The H5N1 strain of bird flu has been detected for the first time in Australia, the country’s Ministry of Agriculture has confirmed. This means that the highly contagious variant has now reached all continents.
The disease was detected in a migratory seabird, a brown skua, in a remote area of Western Australia, Agriculture Minister Julie Collins said on Saturday.
The bird was found on a beach in Cape Le Grand National Park, near the town of Esperance, about 700 km (434 mi) southeast of Perth, according to local media.
Australia was previously the only continent where the H5N1 strain of bird flu had not been detected.
The strain can spread quickly among poultry and wild bird populations. Human cases linked to the disease remain rare.
“We all knew we couldn’t be bird flu free forever,” Collins told a news conference.
Collins added that there was a second suspected case of bird flu – a southern petrel found exhausted on a beach in Esperance, while adding that there was no “evidence of mass mortality at this time”.
Threatened Species Commissioner Fiona Fraser said authorities would know “within days” whether the virus was present in other animal populations in Australia, according to a report by national broadcaster ABC.

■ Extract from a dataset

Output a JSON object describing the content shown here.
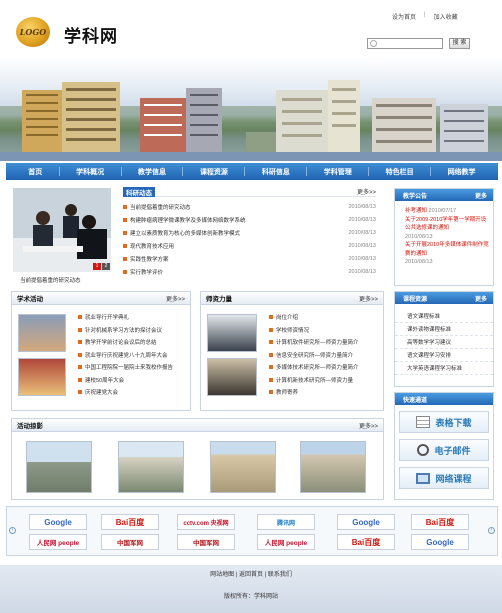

The report also cited the country’s chief veterinarian, Beth Cookson, who said authorities had been “preparing for this event for a long time” and that the animal disease emergency committee had met on Saturday.
The H5N1 strain of bird flu was detected in October last year in the remote Australian territories of Heard and McDonald Islands, located in the southern Indian Ocean.

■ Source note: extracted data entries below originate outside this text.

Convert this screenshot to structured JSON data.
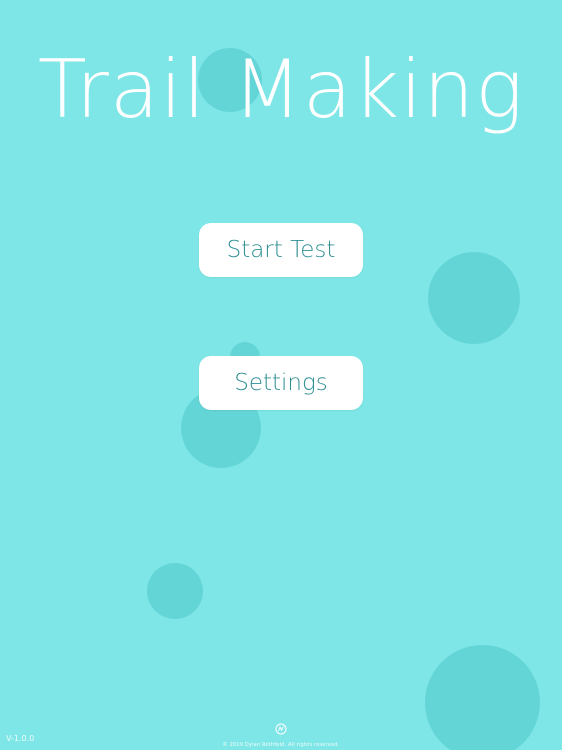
{
  "app": {
    "title": "Trail Making"
  },
  "menu": {
    "start_label": "Start Test",
    "settings_label": "Settings"
  },
  "footer": {
    "version": "V-1.0.0",
    "copyright": "© 2019 Dylan Rothfeld. All rights reserved."
  },
  "colors": {
    "background": "#7ee6e6",
    "bubble": "#5ccfd1",
    "button_bg": "#ffffff",
    "button_text": "#2f8f93",
    "title_text": "#ffffff"
  },
  "icons": {
    "footer_logo": "dr-logo-icon"
  }
}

A study released this week estimates that about 13,000 seal pups out of a pod of 17,000 on Heard Island have been killed by the H5N1 strain of bird flu since last August, or more than 75 per cent of the entire pod. They also found higher than expected numbers of deaths in penguin populations.

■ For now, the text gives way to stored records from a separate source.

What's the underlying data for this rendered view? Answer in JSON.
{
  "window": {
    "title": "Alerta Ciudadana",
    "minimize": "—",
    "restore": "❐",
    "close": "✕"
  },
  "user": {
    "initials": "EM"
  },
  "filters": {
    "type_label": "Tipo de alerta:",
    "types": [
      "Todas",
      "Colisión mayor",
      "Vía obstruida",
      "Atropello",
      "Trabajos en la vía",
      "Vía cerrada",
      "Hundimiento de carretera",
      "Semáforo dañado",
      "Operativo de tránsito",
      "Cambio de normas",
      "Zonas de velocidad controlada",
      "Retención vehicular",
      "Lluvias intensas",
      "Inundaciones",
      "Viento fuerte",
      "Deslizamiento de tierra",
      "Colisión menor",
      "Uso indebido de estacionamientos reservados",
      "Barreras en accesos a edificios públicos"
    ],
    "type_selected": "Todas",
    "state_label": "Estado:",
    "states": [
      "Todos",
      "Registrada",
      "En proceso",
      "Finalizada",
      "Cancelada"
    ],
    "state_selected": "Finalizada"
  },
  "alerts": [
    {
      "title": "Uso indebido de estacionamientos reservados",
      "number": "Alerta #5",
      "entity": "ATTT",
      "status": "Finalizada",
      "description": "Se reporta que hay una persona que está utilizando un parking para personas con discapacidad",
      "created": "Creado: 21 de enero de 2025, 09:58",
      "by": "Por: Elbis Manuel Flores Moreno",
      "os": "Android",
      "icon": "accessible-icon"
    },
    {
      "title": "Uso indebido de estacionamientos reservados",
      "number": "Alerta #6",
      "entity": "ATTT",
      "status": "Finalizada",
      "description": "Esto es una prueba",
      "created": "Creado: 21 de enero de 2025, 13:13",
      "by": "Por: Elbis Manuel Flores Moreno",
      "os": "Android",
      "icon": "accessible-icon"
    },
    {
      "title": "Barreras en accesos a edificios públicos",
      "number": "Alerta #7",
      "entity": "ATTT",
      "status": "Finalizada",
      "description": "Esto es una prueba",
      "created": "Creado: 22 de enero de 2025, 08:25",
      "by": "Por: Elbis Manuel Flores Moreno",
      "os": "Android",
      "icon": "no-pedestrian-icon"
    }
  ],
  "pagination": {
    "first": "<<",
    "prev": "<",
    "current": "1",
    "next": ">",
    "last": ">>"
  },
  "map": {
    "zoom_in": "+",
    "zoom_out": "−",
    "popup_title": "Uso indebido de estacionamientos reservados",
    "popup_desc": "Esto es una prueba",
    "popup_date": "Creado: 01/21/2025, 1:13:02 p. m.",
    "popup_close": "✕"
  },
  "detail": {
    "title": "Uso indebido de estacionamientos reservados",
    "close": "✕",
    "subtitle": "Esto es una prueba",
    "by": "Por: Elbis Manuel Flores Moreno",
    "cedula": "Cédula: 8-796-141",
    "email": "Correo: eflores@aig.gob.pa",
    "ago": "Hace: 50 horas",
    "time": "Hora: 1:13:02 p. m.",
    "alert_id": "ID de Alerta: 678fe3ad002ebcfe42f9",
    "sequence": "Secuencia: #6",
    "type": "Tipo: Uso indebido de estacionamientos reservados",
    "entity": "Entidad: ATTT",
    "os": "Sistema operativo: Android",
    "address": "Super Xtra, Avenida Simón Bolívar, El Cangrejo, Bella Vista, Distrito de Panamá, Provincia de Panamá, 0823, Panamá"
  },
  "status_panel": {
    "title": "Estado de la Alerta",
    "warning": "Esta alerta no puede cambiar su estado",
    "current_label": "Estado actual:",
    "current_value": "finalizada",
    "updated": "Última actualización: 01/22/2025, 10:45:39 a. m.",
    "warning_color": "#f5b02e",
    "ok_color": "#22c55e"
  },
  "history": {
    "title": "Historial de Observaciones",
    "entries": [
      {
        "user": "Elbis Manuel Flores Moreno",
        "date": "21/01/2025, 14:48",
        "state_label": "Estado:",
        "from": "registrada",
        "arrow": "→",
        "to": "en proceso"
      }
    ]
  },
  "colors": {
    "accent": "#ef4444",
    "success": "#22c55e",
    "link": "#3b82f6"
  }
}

Scientists believe bird flu was likely introduced to the islands last August by migratory birds from the French-owned Crozet Islands, about 1,800 km away.
Avian flu is an illness caused by a virus that infects birds and sometimes other animals, such as foxes, seals and otters.
The main strain – which circulates among wild birds around the world – is a type of virus known as H5N1. It appeared in China in the late 1990s.
Bird migration has caused epidemics in domestic and wild birds and, in very rare cases, has also infected humans, usually through contact with sick animals.